Participatory Modeling and Planning for Sustainable Water Management
Participatory Modeling and Planning for Sustainable Water Management in the Chicago Region (2009-present)
National Science Foundation OCI 1135572 ($249,953), REU ($14,000)
UIC Chancellor Discovery Fund, Great Cities Scholar, Institute for Public and Civic Engagement, Department of Urban Planning and Policy ($91,000).
Moira Zellner (Urban Planning and Policy/Institute for Environmental Science and Policy)
Leilah Lyons (Computer Science/Learning Sciences Research Institute), Charles Hoch (Urban Planning and Policy), Joshua Radinsky (Curriculum and Instruction/Learning Sciences Research Institute)
Emily Minor (Biological Sciences), Andrew Johnson (Computer Science), William "Max" Dieber (Urban Data Visualization Lab)
Dan Milz, Joey Shelley
Salvador Ariza, Ryan Fogarty, Aloysius Paredes, Lukasz Stempniewicz
We set out to study how complex systems simulations could support collaborative water planning. We hypothesized that, by allowing participants to see the hidden effects of land- and water-use decisions on water flow, such tools could provide a platform for collective and innovative solution-building to complex environmental problems. We first adopted a developmental and collaborative agent-based approach, where groups of stakeholders learned how to inform and use models to assess the impacts of different implementation strategies. Despite their improved understanding and enhanced exploration of solutions, participants resisted policy innovation beyond familiar strategies. We refined our approach towards facilitated interaction with complex systems models and additional mobile and tangible interfaces to help stakeholders provide direct input to the simulations, comprehend model outputs, and negotiate tradeoffs. Participants challenged outdated and false assumptions and identified novel solutions to their water woes. Three main lessons for participatory modeling and visualization came out of our experiences: 1) keep models and interfaces simple, 2) make both biophysical processes and values visible and tangible, and 3) explicitly structure the social aspects of the simulation’s use. In addition to responding to these needs, we designed our protocol to enhance portability, allowing practitioners to easily deploy it anywhere.

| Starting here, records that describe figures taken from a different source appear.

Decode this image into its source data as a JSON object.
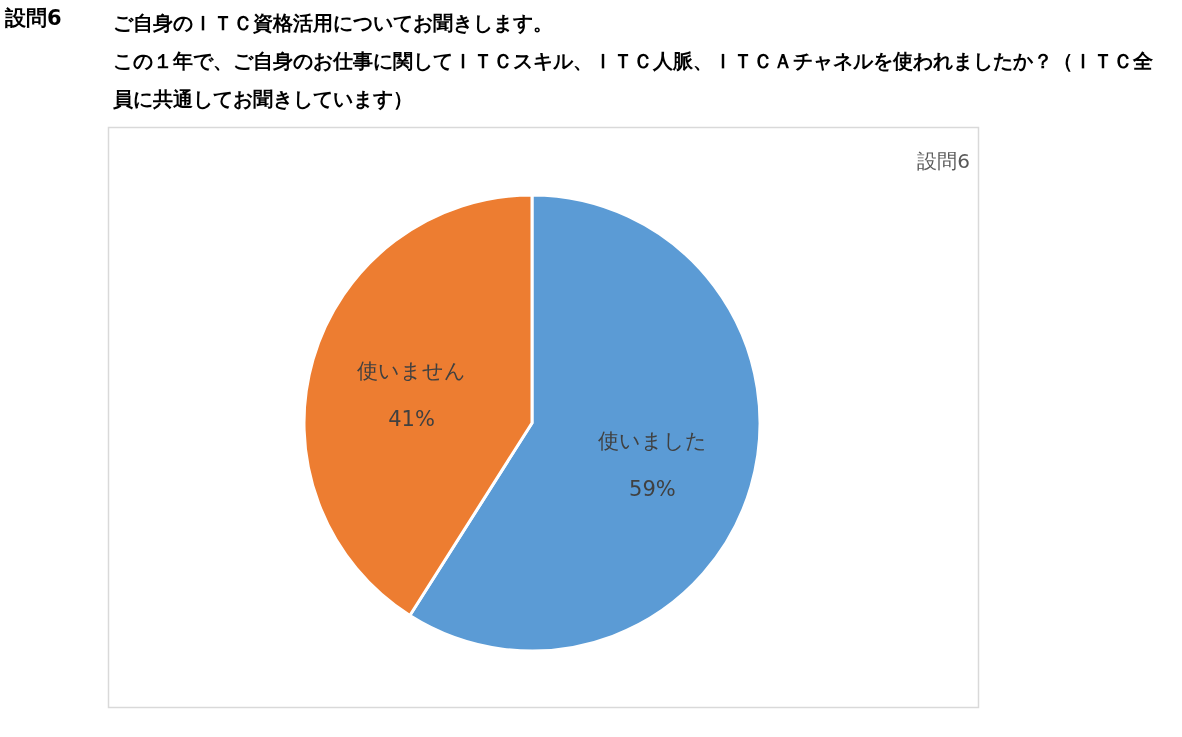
{
  "chart_data": {
    "type": "pie",
    "title": "設問6",
    "subtitle": "ご自身のＩＴＣ資格活用についてお聞きします。",
    "annotations": [
      "この１年で、ご自身のお仕事に関してＩＴＣスキル、ＩＴＣ人脈、ＩＴＣＡチャネルを使われましたか？（ＩＴＣ全員に共通してお聞きしています）",
      "設問6"
    ],
    "categories": [
      "使いました",
      "使いません"
    ],
    "values": [
      59,
      41
    ],
    "value_labels": [
      "59%",
      "41%"
    ],
    "colors": [
      "#5b9bd5",
      "#ed7d31"
    ],
    "legend": false
  }
}
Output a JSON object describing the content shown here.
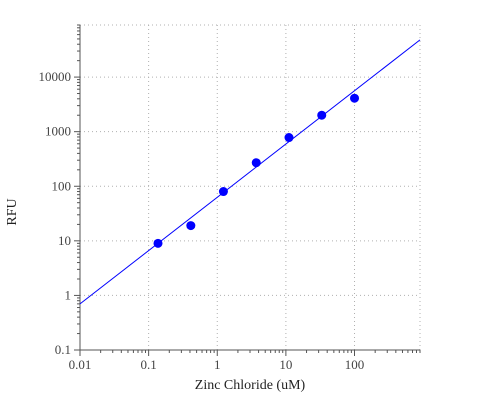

In addition to drawing lessons for participatory modeling and visualization, the research team developed and refined a methodology to assess the collective learning occurring in participatory modeling and planning meetings. There is a paucity of evaluation of participatory processes in planning, mainly due to the lack of established approaches to assess the transformation of stakeholders. Most of the evaluation processes tend to focus on the satisfaction of participants with the process, but rarely examine how much their understanding has changed, how this understanding was applied to the policy discussions, and the types of recommendations and planning judgments emerging from these discussions. Successful collaboration in this field, particularly around computer visualizations, is more often described than explained; its benefits are assumed based on assessments of participants’ satisfaction with the collaborative process rather than on evidence of learning, formulation of new knowledge, and crafting of planning outcomes based on this new knowledge. Such evaluations would, however, enable us to better generalize implications to improve environmental quality. We adapted methodologies from the Learning Sciences to assess how simulation tools mediate planning conversations to address complex environmental problems like flooding and drought. To this effect, we videotaped our meetings, transcribed, coded and analyzed the dialogue for evidence of complex systems learning and policy innovation around the modeling tools.
Our goal is to provide a first version of a protocol for participatory modeling and visualization protocol (simulation models, mobile applications, tangible interfaces and facilitation guidelines), together with an assessment methodology to evaluate its application in practical cases.